Perhaps you've never heard of OpenStax College.

I had not heard of it until I ran across an article today at a library website.

OpenStax College is a book publisher based at Rice University, and among other things, I guess, it publishes college textbooks.

It's making news because OpenStax has announced that it will double the number of online textbooks it publishes by 2015, thanks to a grant from the Laura and John Arnold Foundation.

The books are offered for FREE.

The grant will let OpenStax develop and post books in six subjects -- precalculus, chemistry, economics, U.S. history, psychology and statistics.

Ultimately, according to the article I read at Infodocket.com, OpenStax plans to offer books for 25 of the nation's most-attended college courses. The university estimates students would save $750 million over five years.

Wow.

What a great thing for a university to be doing. Instead of holding students and their parents under until they blubber (or quit), here's a university trying to help their constituents out by reducing their costs substantially.

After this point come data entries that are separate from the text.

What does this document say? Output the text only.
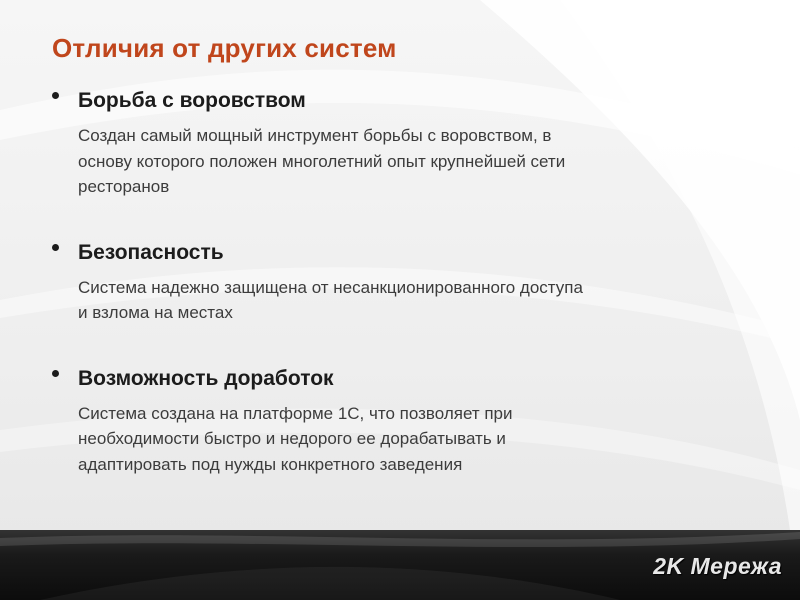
Отличия от других систем
Борьба с воровством
Создан самый мощный инструмент борьбы с воровством, в
основу которого положен многолетний опыт крупнейшей сети
ресторанов
Безопасность
Система надежно защищена от несанкционированного доступа
и взлома на местах
Возможность доработок
Система создана на платформе 1С, что позволяет при
необходимости быстро и недорого ее дорабатывать и
адаптировать под нужды конкретного заведения
2K Мережа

As I have mentioned here previously, the text for a college course I taught at UT-Austin in the spring of 2012 cost north of $100. I didn't require students to buy it, and because of that I spent a lot more time and trouble developing materials.

Not complaining. But, a text would have been nice to get into their hands.

Some day soon it's to be hoped that colleges will let their students use these OpenStax books and save all that money.